Tons of goods are stuck around the Middle East amid shipping and air chaos

Global supply chains are on edge after the US and Israel launched military strikes on Iran on Saturday, triggering widespread disruption across one of the world’s most critical trade corridors.

The fallout is hitting more than oil tankers moving through the Strait of Hormuz.

Container ships loaded with consumer goods, auto parts, electronics, and food are being rerouted or delayed, while air cargo networks are fracturing under sudden airspace closures.

“Ocean container services in the Persian Gulf have continued unaffected by the recent build-up of military forces in the region, but the escalation in conflict through military strikes means ships will now avoid the area, but for as short a time as possible,” said Peter Sand, the chief analyst at freight-rate analytics platform Xeneta.

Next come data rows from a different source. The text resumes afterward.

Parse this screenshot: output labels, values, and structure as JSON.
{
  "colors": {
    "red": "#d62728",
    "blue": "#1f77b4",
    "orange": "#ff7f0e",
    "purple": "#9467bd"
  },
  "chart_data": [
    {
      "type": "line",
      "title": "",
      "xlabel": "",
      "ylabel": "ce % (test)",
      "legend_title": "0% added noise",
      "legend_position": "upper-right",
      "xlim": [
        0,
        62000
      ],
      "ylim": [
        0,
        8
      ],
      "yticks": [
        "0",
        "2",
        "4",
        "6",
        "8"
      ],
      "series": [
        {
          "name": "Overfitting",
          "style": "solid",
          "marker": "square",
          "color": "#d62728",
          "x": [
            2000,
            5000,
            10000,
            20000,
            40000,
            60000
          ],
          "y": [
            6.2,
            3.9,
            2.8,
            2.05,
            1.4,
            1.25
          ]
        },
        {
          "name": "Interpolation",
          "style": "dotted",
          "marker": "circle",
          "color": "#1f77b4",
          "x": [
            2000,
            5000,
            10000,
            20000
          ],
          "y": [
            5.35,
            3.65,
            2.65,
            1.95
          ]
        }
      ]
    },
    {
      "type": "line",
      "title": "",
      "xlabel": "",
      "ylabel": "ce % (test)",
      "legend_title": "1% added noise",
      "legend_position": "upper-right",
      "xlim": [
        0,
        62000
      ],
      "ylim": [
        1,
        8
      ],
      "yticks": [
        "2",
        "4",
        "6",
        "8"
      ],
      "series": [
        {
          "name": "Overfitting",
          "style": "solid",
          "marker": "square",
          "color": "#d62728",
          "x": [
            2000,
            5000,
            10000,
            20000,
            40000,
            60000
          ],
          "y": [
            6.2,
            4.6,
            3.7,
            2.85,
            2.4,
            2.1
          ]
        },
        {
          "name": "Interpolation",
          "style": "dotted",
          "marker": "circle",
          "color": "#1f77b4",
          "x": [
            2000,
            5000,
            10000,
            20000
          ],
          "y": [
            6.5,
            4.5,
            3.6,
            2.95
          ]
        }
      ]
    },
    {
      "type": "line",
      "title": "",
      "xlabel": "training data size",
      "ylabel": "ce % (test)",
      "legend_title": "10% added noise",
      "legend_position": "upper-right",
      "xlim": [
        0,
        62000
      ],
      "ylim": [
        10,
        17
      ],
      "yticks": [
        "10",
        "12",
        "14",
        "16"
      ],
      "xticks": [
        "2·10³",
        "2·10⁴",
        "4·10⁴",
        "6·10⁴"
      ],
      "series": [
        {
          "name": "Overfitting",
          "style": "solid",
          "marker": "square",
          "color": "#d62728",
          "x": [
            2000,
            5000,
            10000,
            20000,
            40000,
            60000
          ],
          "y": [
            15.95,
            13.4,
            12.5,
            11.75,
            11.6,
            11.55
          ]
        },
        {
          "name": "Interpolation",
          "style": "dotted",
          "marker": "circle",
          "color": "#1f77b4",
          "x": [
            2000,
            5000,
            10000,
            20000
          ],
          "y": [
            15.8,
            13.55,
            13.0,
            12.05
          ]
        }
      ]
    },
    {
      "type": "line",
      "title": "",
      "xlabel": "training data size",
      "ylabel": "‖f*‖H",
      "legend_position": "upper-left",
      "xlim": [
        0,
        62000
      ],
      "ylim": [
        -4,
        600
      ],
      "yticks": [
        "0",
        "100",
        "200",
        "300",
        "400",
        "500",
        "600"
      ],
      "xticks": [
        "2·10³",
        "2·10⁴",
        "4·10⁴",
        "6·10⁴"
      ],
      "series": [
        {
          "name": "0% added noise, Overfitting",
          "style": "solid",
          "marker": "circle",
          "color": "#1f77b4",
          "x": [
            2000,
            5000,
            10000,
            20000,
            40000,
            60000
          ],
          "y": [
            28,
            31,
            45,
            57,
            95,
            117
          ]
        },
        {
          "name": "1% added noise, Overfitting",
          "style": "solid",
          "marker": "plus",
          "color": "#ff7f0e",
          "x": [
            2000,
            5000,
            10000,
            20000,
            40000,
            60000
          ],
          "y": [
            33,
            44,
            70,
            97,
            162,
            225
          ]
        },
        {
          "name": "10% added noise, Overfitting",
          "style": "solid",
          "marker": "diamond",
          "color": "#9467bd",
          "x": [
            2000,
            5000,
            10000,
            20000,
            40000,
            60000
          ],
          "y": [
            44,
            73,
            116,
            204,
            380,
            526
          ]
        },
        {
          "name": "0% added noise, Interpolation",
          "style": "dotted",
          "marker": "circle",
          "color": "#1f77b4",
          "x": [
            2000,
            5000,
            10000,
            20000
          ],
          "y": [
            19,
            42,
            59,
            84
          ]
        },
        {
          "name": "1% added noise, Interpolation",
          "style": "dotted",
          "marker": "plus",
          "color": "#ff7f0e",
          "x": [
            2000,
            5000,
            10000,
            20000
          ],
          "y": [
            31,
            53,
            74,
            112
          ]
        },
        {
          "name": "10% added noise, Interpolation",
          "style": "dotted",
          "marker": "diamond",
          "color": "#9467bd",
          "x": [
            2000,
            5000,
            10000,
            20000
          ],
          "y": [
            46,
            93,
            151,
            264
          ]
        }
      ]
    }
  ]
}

On Sunday, MSC — the world’s largest container shipping line by capacity — said it had suspended all bookings for cargo to the Middle East until further notice.

Danish shipping giant Maersk paused Red Sea and Suez Canal sailings amid fears the Iran escalation could spill over into key shipping lanes. The company is rerouting vessels around the Cape of Good Hope in South Africa.

French shipping giant CMA CGM announced Monday it will impose an “Emergency Conflict Surcharge” effective Monday, citing rising security risks. The surcharge will add between $2,000 and $4,000 per container on shipments to and from Gulf and Red Sea countries.

On Saturday, CMA CGM ordered vessels inside or bound for the Gulf to “proceed to shelter.” It also suspended sailings through the Suez Canal and rerouted ships to the Cape of Good Hope.

German shipping giant Hapag-Lloyd introduced a $1,500 per standard container war risk surcharge and suspended vessel transits through the Strait of Hormuz.

Sailing around Africa, rather than through the Suez Canal, absorbs roughly 2.5 million 20-foot container units’ worth of global container capacity, according to Xeneta’s Sand.

Read more about the US-Iran conflict

Air cargo rates may rise

Air freight is also under strain.

Several Middle Eastern airspaces have been closed or restricted, disrupting passenger and cargo flights.

Parcel delivery giant FedEx suspended flights to and from markets including Bahrain, Israel, Qatar, Saudi Arabia, Kuwait, and the UAE, and halted pickup and delivery services in several Gulf countries.

Qatar Airways Cargo temporarily suspended operations due to the closure of Qatari airspace.

DSV, a Danish logistics company, said in an advisory that airspace restrictions are forcing carriers to suspend services or divert flights and lengthen routings.

With less cargo space available on key Asia-Europe and Middle East routes, air freight rates are likely to rise, space will tighten, and airlines may make short-notice schedule and pricing changes, according to DSV.

Ryan Petersen, the CEO of Flexport, wrote on X that conflict in the Middle East has removed 18% of global air freight capacity from the market.

If carriers begin omitting Gulf port calls, containers may be discharged at alternative hubs and trucked onward, wrote Xeneta’s Sand.

The broader concern, however, is what the escalation means for global trade flows through the Red Sea this year. The conflict comes after more than two years of disruption caused by Iran-backed Houthi attacks on commercial shipping.

“The repercussions of the joint military operation by the US and Israel against Iran and subsequent retaliatory action will see the further weaponization of trade and shatter hopes of a large-scale return of container shipping to the Red Sea in 2026,” wrote Sand.